Federal Communications Commission v. Prometheus Radio Project

Justia Summary

Federal Communications Commission (FCC) ownership rules limit the number of radio stations, television stations, and newspapers that a single entity may own in a given market. Section 202(h) of the Telecommunications Act of 1996 directs the FCC to review its media ownership rules every four years and to repeal or modify rules that no longer serve the public interest. In 2017, the FCC concluded that three ownership rules were no longer necessary to promote competition, localism, or viewpoint diversity and that the record did not suggest that repealing or modifying those rules was likely to harm minority and female ownership. The FCC repealed two ownership rules and modified another. The Third Circuit vacated the order.

The Supreme Court reversed.

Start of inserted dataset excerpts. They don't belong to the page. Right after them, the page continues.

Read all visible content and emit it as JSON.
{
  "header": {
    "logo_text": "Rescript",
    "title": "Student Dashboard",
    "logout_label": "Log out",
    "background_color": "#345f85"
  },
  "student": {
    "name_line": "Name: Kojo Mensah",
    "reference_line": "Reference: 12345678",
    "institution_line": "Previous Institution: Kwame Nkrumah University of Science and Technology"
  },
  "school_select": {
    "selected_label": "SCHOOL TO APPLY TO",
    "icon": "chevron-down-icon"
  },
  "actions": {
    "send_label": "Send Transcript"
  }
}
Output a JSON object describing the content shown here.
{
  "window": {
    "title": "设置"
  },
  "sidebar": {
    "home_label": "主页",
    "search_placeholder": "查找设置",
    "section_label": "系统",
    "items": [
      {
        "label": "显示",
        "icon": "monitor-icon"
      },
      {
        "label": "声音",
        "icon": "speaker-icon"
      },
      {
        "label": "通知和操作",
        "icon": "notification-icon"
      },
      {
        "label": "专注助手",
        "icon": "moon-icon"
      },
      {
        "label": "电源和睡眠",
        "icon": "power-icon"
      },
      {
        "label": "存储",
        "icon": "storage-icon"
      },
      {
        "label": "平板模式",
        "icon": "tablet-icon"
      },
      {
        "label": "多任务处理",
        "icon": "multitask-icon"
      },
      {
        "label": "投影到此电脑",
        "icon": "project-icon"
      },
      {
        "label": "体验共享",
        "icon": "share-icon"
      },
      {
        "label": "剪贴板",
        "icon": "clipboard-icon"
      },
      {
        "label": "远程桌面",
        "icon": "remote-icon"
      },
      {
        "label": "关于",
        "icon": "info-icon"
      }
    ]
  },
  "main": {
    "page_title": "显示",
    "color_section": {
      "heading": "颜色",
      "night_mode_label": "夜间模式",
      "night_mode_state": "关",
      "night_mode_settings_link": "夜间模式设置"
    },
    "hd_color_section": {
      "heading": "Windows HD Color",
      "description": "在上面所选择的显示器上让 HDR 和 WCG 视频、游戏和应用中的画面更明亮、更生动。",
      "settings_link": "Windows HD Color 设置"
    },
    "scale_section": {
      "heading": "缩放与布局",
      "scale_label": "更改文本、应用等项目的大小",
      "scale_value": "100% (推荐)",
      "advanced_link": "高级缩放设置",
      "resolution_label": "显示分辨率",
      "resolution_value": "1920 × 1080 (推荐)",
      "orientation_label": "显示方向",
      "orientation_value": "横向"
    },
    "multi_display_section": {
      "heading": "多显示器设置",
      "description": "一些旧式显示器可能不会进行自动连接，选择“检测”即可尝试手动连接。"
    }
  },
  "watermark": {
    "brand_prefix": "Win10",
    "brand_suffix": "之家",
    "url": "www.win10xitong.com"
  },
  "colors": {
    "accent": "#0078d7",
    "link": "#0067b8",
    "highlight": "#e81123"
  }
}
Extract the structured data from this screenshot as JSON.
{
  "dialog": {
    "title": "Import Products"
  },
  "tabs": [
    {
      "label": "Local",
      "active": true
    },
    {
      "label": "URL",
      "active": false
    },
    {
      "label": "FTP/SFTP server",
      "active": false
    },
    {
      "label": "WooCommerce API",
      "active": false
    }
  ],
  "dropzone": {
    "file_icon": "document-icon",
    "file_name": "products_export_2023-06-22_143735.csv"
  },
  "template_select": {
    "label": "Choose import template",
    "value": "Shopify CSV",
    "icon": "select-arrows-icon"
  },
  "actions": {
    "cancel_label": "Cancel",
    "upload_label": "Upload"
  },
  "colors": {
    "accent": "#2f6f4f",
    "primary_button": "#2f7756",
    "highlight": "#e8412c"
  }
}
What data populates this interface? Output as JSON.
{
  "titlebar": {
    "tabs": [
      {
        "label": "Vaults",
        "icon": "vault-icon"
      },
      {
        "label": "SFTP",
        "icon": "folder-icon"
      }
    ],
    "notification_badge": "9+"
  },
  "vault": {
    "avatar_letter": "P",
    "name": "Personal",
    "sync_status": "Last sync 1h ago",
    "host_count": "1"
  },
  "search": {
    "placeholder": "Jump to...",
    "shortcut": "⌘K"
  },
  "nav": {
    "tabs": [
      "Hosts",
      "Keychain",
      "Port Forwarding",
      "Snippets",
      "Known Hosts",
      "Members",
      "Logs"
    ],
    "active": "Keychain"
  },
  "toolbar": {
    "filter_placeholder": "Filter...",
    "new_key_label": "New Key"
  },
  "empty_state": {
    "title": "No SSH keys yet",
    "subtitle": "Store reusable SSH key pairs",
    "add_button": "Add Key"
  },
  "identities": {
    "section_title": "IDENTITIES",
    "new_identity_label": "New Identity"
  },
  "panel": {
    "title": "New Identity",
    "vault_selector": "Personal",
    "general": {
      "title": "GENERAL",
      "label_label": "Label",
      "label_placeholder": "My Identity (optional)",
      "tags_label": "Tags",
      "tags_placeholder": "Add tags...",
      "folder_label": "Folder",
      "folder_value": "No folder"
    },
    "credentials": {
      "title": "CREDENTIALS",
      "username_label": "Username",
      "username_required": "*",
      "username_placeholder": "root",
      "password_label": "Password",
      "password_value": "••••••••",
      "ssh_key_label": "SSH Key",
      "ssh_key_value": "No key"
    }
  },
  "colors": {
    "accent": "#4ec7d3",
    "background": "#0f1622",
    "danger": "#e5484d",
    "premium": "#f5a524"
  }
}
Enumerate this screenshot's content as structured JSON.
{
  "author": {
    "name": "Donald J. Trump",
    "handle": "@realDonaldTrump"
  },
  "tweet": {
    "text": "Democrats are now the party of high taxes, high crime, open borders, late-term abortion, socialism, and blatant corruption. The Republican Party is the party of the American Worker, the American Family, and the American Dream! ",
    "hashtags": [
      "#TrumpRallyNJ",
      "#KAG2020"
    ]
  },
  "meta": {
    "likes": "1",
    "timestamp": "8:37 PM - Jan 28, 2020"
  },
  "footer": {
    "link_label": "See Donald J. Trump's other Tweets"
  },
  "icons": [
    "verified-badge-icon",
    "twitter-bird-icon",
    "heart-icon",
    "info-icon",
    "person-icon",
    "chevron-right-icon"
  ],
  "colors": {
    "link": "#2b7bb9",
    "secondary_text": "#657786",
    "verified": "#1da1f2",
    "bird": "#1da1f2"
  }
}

The FCC’s decision to repeal or modify the three ownership rules was not arbitrary and capricious under the Administrative Procedures Act (APA); it considered the record evidence and reasonably concluded that the rules at issue were no longer necessary to serve the agency’s public interest goals of competition, localism, and viewpoint diversity and that the changes were not likely to harm minority and female ownership. The FCC acknowledged the gaps in the data sets it relied on and noted that, despite its repeated requests for additional data, it had received no countervailing evidence suggesting that changing the rules was likely to harm minority and female ownership. The FCC considered two studies that purported to show that past relaxations of the ownership rules had led to decreases in minority and female ownership levels and interpreted them differently. The APA imposes no general obligation on agencies to conduct or commission their own studies. Nothing in the Telecommunications Act requires the FCC to conduct such studies before exercising its discretion under Section 202(h).